The menu is straightfoward, offering traditional Middle Eastern fare that ranges from "seen it before" usuals such as Hummus, Tabouleh, and Kebab, to "never want to see it again" such as the "Pitza", which is a middle eastern take on pizza using pita bread and various toppings. The Tabouleh, which I've enjoyed in the past elsewhere, is nothing more than seasoned chopped parsley with lemon juice. Moustache's version wasn't sapped with enough lemon and arrived without any sort of bread, leaving me no other option but to eat the plate of chopped parsley with a fork. This was as silly as it was depressing. Traditional Armenian Lamb on pita (officially "Lahmahjoon") can be really good, but Moustache's lukewarm interpretation had way too much lamb, not enough red onions, and lacked the bold lemon flavor that makes the entire dish even worth ordering. The "Ouzi" was a benign combination of rice, vegetables, and spices, mixed and baked in an enclosed pocket of phyllo dough. There is no doubt it was made to order using fresh ingredients, but I can't get excited over what is essentially rice pilaf baked in a balloon of dough. The accompanying yogurt sauce was a boring, drippy version of the beloved Greek Tzatziki sauce that I hold so near and dear to my heart. Meghan's spinach and cheese pie tasted funny to me as the spinach was unusually bitter, emitting a sulfuric odor that I liken to the stink that takes over the room when you overcook collard greens. It turned me off to say the least.

To my pleasure, the meal ended on a high note with an outstanding cup of gritty Turkish coffee, sweetened perfectly, and strong as hell. It was exactly as it should be and was by far the highlight of the meal.

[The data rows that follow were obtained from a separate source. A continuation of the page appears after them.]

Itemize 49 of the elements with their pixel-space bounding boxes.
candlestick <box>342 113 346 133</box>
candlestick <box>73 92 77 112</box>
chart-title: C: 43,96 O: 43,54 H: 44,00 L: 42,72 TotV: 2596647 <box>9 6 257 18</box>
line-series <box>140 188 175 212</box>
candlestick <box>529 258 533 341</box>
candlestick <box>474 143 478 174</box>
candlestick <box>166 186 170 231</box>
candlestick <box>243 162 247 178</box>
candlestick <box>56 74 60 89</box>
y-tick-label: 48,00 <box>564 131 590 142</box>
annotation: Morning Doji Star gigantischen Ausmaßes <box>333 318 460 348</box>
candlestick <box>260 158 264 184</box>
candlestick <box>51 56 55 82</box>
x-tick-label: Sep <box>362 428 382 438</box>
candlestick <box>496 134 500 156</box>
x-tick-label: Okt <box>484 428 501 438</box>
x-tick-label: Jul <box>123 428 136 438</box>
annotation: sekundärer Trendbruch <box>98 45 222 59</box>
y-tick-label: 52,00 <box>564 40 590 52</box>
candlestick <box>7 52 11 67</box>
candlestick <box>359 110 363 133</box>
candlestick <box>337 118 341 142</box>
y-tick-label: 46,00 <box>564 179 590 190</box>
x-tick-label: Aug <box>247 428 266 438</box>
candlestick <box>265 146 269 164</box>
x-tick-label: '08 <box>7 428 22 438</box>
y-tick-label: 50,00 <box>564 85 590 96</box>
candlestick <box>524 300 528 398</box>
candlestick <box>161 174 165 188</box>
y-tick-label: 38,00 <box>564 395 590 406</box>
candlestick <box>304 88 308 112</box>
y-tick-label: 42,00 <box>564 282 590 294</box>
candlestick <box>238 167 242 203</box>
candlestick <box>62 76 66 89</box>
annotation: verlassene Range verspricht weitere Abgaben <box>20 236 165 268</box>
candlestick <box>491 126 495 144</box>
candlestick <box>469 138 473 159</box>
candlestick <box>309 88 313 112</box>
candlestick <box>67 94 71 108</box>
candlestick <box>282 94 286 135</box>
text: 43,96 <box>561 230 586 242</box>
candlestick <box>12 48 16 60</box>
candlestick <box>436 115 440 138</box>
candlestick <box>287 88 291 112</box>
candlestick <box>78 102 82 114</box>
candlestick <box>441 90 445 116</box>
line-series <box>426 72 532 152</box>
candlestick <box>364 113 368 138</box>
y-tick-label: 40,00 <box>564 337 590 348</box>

In all fairness, I think this eager establishment truly cares about the quality and authenticity of its food (save for the gimmicky "Pitzas" that should be taken off the menu and the back of the employees' T-shirts). With that, it is also fair to say that my wishywashy opinion about this type of food is as much to blame for my disappointing experience as is the handful of crticisms I had about the actual meal. Those who are thoroughly comfortable at the Middle Eastern table will probably find Moustache to be, at the very least a decent and affordable option in a neighborhood known for otherwise. As my ubereating ways propel me to more and more destinations, I recognize that while I may not always like where I end up, there is always a lesson to be learned at the table before me. In this case, I have learned that as my culinary exploration leads me toward the Middle East, I should proceed with caution, or even better, drop my bags in Greece where the Tzatziki is thick, tangy, and always flowing.

Report Card:
Food - C+/C+ --> Got cold too fast
Ambiance - C --> There was no ambiance
Service - B --> Efficient and nice enough, but clearly geared towards turning tables
Experience in a thought --> "Take a Look Around...Cause we ain't comin back."
If you had to go back: I'd go in the afternoon, on a rainy day, and enjoy a coffee or two.

Moustache
90 Bedford St (between Grove & Barrow)

2 comments:

Anonymous said...

who is your dining partner? My brother and I or is brother and me New Jersey talk? Enjoy your reviews.

Brandt said...

Danny Aiello is the authority on how the word 'pizza' should be pronounced and demonstrated such in 'Do the Right Thing.' By your title, I am glad that you embrace it. Although your brother with the magical culinary hands was infuriated by my correct and repeated pronunciation of the word during my last visit to Philly.